Auf den ETH-Bereich entfallen in diesem Vierjahres-Zeitraum über 10 Milliarden Franken. Ein Blick in die BFI-Botschaft zeigt, dass in den nächsten Jahren weitere grosse Investitionen in die Grundlagenforschung anstehen. Im ETH-Bereich sind dies beispielsweise die Investitionen im Nationalen Hochleistungsrechenzentrum der ETH Zürich, das Blue Brain Project der ETH Lausanne, der Aufbau der zweiten Strahllinie ATHOS hier bei Ihnen am PSI und das Upgrade des CMS-Detektors am CERN unter der Leitung der ETH Zürich.

Schliesslich muss man kein Prophet sein: Die internationale Vernetzung nimmt in den nächsten Jahren weiter zu. In der nun laufenden Wintersession wird es sich zeigen, in welcher Form wir ab 2017 an Horizon 2020 dabei sein werden. Wir nutzten die Gelegenheit, auf unterschiedlichsten Ebenen die Interessen der Schweiz einzubringen. Ziel für den Bundesrat ist nach wie vor, dass wir ab 2017 wieder an allen Teilen von Horizon 2020 als assoziierter Staat partizipieren können.

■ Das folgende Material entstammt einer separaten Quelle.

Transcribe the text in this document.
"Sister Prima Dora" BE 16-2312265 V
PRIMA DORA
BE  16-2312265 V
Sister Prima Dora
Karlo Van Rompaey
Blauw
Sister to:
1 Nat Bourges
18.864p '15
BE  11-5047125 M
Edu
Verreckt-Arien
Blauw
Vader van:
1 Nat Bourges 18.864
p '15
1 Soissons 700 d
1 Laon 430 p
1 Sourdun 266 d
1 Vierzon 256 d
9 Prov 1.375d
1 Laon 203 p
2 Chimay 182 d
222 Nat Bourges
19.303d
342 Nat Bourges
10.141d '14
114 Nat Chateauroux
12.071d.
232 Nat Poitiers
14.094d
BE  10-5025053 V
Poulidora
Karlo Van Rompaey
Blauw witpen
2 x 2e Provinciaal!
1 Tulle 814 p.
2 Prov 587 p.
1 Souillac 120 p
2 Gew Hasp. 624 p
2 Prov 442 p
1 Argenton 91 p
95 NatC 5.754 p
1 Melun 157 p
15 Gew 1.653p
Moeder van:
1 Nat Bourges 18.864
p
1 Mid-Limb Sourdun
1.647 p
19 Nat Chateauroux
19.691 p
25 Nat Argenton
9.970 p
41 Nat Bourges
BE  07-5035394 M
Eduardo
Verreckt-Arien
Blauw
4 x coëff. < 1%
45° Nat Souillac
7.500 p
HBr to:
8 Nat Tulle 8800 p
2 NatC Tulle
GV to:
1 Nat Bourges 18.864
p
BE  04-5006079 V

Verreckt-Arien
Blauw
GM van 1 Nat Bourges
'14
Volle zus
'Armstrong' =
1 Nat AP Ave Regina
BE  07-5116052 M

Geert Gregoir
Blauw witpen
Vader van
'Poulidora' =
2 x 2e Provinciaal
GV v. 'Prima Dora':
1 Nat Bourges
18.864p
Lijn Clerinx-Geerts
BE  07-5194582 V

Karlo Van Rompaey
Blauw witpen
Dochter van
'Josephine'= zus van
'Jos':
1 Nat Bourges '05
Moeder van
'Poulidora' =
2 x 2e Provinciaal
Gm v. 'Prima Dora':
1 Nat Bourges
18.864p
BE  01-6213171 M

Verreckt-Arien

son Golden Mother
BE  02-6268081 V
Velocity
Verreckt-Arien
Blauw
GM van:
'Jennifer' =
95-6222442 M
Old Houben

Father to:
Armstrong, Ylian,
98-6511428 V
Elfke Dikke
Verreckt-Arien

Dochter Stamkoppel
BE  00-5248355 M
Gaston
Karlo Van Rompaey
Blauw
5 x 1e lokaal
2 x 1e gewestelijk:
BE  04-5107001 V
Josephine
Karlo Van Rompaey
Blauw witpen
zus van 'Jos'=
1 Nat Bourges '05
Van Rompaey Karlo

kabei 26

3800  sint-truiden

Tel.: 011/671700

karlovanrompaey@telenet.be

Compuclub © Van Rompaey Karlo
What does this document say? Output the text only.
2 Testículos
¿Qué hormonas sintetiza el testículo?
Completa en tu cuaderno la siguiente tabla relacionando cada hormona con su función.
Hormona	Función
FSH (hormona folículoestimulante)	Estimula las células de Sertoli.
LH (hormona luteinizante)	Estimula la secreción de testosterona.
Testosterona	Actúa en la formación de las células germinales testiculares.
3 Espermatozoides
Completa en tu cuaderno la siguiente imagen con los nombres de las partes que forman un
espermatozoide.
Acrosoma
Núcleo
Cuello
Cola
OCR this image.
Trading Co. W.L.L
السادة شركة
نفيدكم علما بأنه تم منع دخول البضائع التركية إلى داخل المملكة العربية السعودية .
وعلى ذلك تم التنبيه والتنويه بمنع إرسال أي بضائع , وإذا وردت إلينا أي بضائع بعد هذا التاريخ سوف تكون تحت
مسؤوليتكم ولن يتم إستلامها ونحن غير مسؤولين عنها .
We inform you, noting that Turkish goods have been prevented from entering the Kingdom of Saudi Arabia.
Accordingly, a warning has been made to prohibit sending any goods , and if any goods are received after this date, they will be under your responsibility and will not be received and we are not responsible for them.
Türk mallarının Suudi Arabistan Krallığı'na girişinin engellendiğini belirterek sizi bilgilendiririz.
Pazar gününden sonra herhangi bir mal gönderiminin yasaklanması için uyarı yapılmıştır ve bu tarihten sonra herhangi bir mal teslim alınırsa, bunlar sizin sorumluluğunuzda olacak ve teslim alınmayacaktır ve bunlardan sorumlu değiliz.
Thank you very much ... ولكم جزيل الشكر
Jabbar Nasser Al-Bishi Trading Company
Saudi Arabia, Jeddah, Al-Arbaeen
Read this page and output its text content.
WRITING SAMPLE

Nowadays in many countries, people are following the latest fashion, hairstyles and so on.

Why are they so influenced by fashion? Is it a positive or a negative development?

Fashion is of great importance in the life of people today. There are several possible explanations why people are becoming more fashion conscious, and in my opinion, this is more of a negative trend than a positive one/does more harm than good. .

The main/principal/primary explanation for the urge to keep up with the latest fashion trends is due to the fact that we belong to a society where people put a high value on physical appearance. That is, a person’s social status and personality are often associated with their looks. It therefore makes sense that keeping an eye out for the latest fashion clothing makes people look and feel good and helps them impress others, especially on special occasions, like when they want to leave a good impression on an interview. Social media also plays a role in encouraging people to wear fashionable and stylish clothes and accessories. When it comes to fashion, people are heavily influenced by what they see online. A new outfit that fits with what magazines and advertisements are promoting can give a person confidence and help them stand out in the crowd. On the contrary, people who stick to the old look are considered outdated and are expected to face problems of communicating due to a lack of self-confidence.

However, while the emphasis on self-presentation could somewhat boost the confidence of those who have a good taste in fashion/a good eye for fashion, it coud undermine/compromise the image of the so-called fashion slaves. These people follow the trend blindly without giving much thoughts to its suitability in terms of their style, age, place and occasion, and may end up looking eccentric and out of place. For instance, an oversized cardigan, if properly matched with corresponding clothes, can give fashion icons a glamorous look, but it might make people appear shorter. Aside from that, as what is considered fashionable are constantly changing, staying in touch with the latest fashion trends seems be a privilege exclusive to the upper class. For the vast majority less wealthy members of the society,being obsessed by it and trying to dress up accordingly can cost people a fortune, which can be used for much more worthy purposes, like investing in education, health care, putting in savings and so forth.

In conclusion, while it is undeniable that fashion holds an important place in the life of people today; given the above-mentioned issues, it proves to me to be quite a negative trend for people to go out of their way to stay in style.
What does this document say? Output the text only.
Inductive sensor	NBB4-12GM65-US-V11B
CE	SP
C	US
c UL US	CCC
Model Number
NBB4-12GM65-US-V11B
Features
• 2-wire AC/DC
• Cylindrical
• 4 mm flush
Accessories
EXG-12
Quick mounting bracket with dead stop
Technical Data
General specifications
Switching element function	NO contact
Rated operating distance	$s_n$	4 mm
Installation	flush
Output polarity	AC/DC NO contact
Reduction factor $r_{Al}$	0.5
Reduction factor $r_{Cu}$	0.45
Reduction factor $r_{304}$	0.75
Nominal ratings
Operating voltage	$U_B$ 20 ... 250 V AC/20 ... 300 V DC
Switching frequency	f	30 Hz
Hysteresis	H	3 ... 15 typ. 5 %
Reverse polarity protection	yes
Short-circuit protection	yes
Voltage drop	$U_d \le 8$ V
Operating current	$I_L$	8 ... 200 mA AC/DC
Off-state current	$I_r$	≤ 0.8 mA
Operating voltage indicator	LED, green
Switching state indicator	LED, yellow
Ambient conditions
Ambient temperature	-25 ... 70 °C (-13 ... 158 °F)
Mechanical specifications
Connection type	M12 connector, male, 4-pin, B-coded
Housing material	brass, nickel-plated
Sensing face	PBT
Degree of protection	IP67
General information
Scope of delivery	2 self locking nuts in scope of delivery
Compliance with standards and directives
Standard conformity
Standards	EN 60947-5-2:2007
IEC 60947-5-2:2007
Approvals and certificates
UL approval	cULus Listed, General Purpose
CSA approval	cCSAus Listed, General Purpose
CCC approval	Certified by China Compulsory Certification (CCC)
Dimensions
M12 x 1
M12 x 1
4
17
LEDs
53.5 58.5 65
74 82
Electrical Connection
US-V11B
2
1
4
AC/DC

Das ist für uns von grundlegender Bedeutung. Der 740 Meter lange SwissFel zeichnet sich durch eine unglaublich kurze Belichtungszeit aus – 10 Femtosekunden. In Bern ist die Bundesgasse nur etwa 400 Meter lang. Es wäre ab und zu schön, wenn politische Geschäfte mit ähnlichen Geschwindigkeiten wie in der SwissFel unterwegs wären. Sehr geehrte Damen und Herren, ich komme damit zum Schluss und nutze nochmals die Gelegenheit, allen zu danken, die zum Gelingen dieser neuen Visitenkarte des Forschungsplatzes Schweiz beigetragen haben.

Mit dem SwissFel beweisen das PSI und der ETH-Bereich einmal mehr, dass sie weltweit führend sind in der Spitzenforschung. Der Röntgenlaser SwissFel ist aber auch ein hervorragendes Beispiel dafür, dass die Leistungen des PSI und des gesamten ETH-Bereichs der Wirtschaft und Gesellschaft zu Gute kommen.

Ich wünsche Ihnen viele interessante Erfahrungen mit dem SwissFel.